For fasta, you can use the fasta36 -q -H -m 8C option to get tab-delimited alignment summaries that look like blast -outfmt=7 output. Do the searches with gstt1_drome.aa vs swissprot saving the results in tab delimited format.
To get protein (or DNA) sequences on franklin.achs, you can use the blastdbcmd program. blastdbcmd -entry search_term
For example: blastdbcmd -entry gstp1_human > gstp1_human.aa
Would extract the gstp1_human sequence into the file gstp1_human.aa. Later in the course, we will use BioPerl to do this.
Extract a protein sequence and look at the description line. Why do you think are there multiple ">gi" entries on the line.
To get more information on fasta36 command line options, type:
man /seqprg/man/man1/fasta36.1
For more information on blast, look at /seqprg/doc/blast_user_manual.pdf.
HOMEWORK for Friday, Feb. 24
(1) Take a protein sequence of your choice, and compare it to the
swissprot database using blastp, fasta, and
ssearch. Prepare a table for all of the significant hits (E()
< 0.001) comparing the E()-values and alignment lengths found with the
three different programs. Use the -s BP62 for fasta
and ssearch to make sure the same scoring matrix is used.
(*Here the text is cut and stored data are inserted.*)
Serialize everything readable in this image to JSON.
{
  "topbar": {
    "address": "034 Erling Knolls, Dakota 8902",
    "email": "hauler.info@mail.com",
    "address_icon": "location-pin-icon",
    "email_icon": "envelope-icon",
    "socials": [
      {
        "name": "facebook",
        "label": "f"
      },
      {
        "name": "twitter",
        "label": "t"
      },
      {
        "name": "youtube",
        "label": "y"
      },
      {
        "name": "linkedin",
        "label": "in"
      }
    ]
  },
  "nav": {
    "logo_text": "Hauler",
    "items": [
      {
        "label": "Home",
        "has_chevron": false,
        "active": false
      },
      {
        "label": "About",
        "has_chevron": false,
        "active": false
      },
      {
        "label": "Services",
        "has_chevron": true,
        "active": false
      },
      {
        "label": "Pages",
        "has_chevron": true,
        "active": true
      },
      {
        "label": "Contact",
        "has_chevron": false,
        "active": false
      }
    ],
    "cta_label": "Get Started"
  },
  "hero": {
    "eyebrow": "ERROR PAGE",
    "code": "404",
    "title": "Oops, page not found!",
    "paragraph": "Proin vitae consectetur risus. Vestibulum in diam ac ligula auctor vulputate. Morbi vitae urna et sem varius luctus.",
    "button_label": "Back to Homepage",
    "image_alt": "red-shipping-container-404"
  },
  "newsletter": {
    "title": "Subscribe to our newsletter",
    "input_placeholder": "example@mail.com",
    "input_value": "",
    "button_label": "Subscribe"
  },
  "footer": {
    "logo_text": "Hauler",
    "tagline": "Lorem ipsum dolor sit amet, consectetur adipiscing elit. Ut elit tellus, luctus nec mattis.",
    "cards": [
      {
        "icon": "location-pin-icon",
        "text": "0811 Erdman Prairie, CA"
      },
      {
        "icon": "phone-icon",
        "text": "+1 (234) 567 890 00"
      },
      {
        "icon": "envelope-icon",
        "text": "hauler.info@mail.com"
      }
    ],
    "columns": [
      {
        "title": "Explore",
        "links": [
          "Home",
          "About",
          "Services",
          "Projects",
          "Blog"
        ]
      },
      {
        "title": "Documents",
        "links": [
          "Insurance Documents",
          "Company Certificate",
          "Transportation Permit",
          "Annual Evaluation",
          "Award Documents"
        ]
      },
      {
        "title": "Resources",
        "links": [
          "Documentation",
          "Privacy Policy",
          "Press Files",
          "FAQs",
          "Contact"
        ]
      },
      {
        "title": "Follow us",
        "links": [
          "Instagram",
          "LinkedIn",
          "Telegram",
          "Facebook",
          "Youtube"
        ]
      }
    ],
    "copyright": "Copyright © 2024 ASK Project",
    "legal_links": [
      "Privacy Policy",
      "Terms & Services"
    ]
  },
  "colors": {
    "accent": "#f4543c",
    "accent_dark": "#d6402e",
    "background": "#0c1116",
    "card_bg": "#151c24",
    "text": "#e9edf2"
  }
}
(2) (a) Take a protein sequence of your choice, and compare it to the
proteins in swissprot
(/data/slib/fa_gbs/swissprot.lseg for fasta,
/data/slib/bl_dbs/pir1 for blast.
(b) Write a program that automatically
searches for the highest scoring non-homolog by extracting candidate
non-homologs from the results file -- you may want to use -outfmt=7
(blast) or -m 8 (fasta) -- and then re-searching the swissprot
database with the library sequence as query to see whether the
candidate non-homolog shares significant similarity with proteins that
share significant similarity with the original query.
Significant similarities within sequences - domain duplication
6. Exploring domains with local alignments --- Calmodulin
Use lalign [pgm] to examine local
similarities between calmodulin CALM_HUMAN and itself.
Use plalign [pgm] to plot the same alignment. How many repeats are present in this sequence.
What happens to the domain alignment plot when you use a shallower scoring matrix (try BP62, MD20).
7. Exploring domains with local alignments --- Cortactin (SRC8_HUMAN)
Use lalign [pgm] to examine local
similarities between SRC8_HUMAN and itself.
Note the average percent identity for the some of the most significant alignments.
Use plalign [pgm] to plot the same alignment. How many
repeats are shown in this alignment? How long do they appear to be?
Based on the percent identities you saw in part (a), what would the appropriate scoring matrix be to accurately identify the cortactin domains?
What happens to the domain alignment plot when you use a shallower
scoring matrix (try BP62, MD40). How do the BP62, PAM120, and MD40
alignments differ? Why are they different? Which matrix appears to
best identify all the repeats found in the PFAM diagram?
You can look at the PFAM annotation of this protein at PFAM: SRC8_HUMAN [pfam] (Cortactin). How many repeats are shown in this diagram? How long are they?